Table 5. Hypotheses validation
Fig. 2.
figure 2

Model results

6 Conclusion

This study identified factors that influence the adoption of mobile applications that help induce healthy eating habits. In addition, the study determined the effect of these factors on the adoption of these applications. The study concluded that performance expectancy and social influence have a positive and significant effect on the behavioural intention to adopt mobile applications that help induce healthy eating habits while effort expectancy does not exert a significant influence on behavioural intention. In addition, facilitating conditions do not have a significant effect on use behaviour of these applications. Behavioural intention on the other hand, has a significant and positive influence on use behaviour.

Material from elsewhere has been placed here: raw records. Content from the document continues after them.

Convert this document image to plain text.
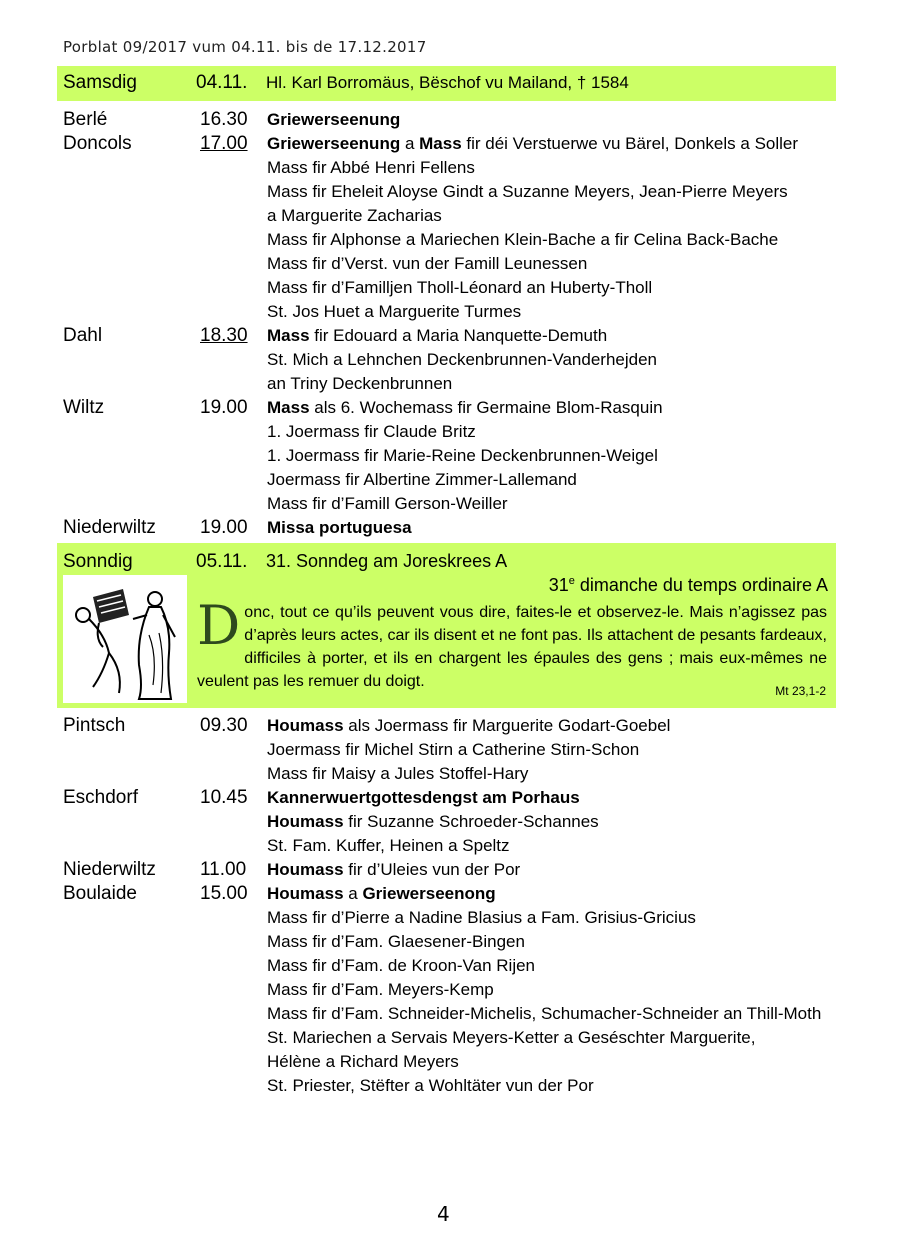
Porblat 09/2017 vum 04.11. bis de 17.12.2017
Samsdig	04.11. Hl. Karl Borromäus, Bëschof vu Mailand, † 1584
Berlé	16.30 Griewerseenung
Doncols	17.00 Griewerseenung a Mass fir déi Verstuerwe vu Bärel, Donkels a Soller
Mass fir Abbé Henri Fellens
Mass fir Eheleit Aloyse Gindt a Suzanne Meyers, Jean-Pierre Meyers
a Marguerite Zacharias
Mass fir Alphonse a Mariechen Klein-Bache a fir Celina Back-Bache
Mass fir d’Verst. vun der Famill Leunessen
Mass fir d’Familljen Tholl-Léonard an Huberty-Tholl
St. Jos Huet a Marguerite Turmes
Dahl	18.30 Mass fir Edouard a Maria Nanquette-Demuth
St. Mich a Lehnchen Deckenbrunnen-Vanderhejden
an Triny Deckenbrunnen
Wiltz	19.00 Mass als 6. Wochemass fir Germaine Blom-Rasquin
1. Joermass fir Claude Britz
1. Joermass fir Marie-Reine Deckenbrunnen-Weigel
Joermass fir Albertine Zimmer-Lallemand
Mass fir d’Famill Gerson-Weiller
Niederwiltz 19.00 Missa portuguesa
Sonndig	05.11. 31. Sonndeg am Joreskrees A
31e dimanche du temps ordinaire A
Donc, tout ce qu’ils peuvent vous dire, faites-le et observez-le. Mais n’agissez pas d’après leurs actes, car ils disent et ne font pas. Ils attachent de pesants fardeaux, difficiles à porter, et ils en chargent les épaules des gens ; mais eux-mêmes ne veulent pas les remuer du doigt.
Mt 23,1-2
Pintsch	09.30 Houmass als Joermass fir Marguerite Godart-Goebel
Joermass fir Michel Stirn a Catherine Stirn-Schon
Mass fir Maisy a Jules Stoffel-Hary
Eschdorf	10.45 Kannerwuertgottesdengst am Porhaus
Houmass fir Suzanne Schroeder-Schannes
St. Fam. Kuffer, Heinen a Speltz
Niederwiltz 11.00 Houmass fir d’Uleies vun der Por
Boulaide	15.00 Houmass a Griewerseenong
Mass fir d’Pierre a Nadine Blasius a Fam. Grisius-Gricius
Mass fir d’Fam. Glaesener-Bingen
Mass fir d’Fam. de Kroon-Van Rijen
Mass fir d’Fam. Meyers-Kemp
Mass fir d’Fam. Schneider-Michelis, Schumacher-Schneider an Thill-Moth
St. Mariechen a Servais Meyers-Ketter a Geséschter Marguerite,
Hélène a Richard Meyers
St. Priester, Stëfter a Wohltäter vun der Por
4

Hence, the study advocates that interventions geared towards encouraging the use of mobile applications to induce healthy eating habits should focus on the performance expectancy and social influence factors as this study determined that they exert a significant effect on the behavioural intention to adopt these mobile applications. However, these findings cannot be generalised due to the small sample size. Additionally, we did not test the moderating variables of the UTAUT model. Future research should investigate the adoption of mobile applications that help induce healthy eating habits using a much more representative sample. Moreover, it is suggested that an extended study should be carried out to identify the effect of the moderating variables of the UTAUT framework on the adoption of mobile applications that help induce healthy eating habits.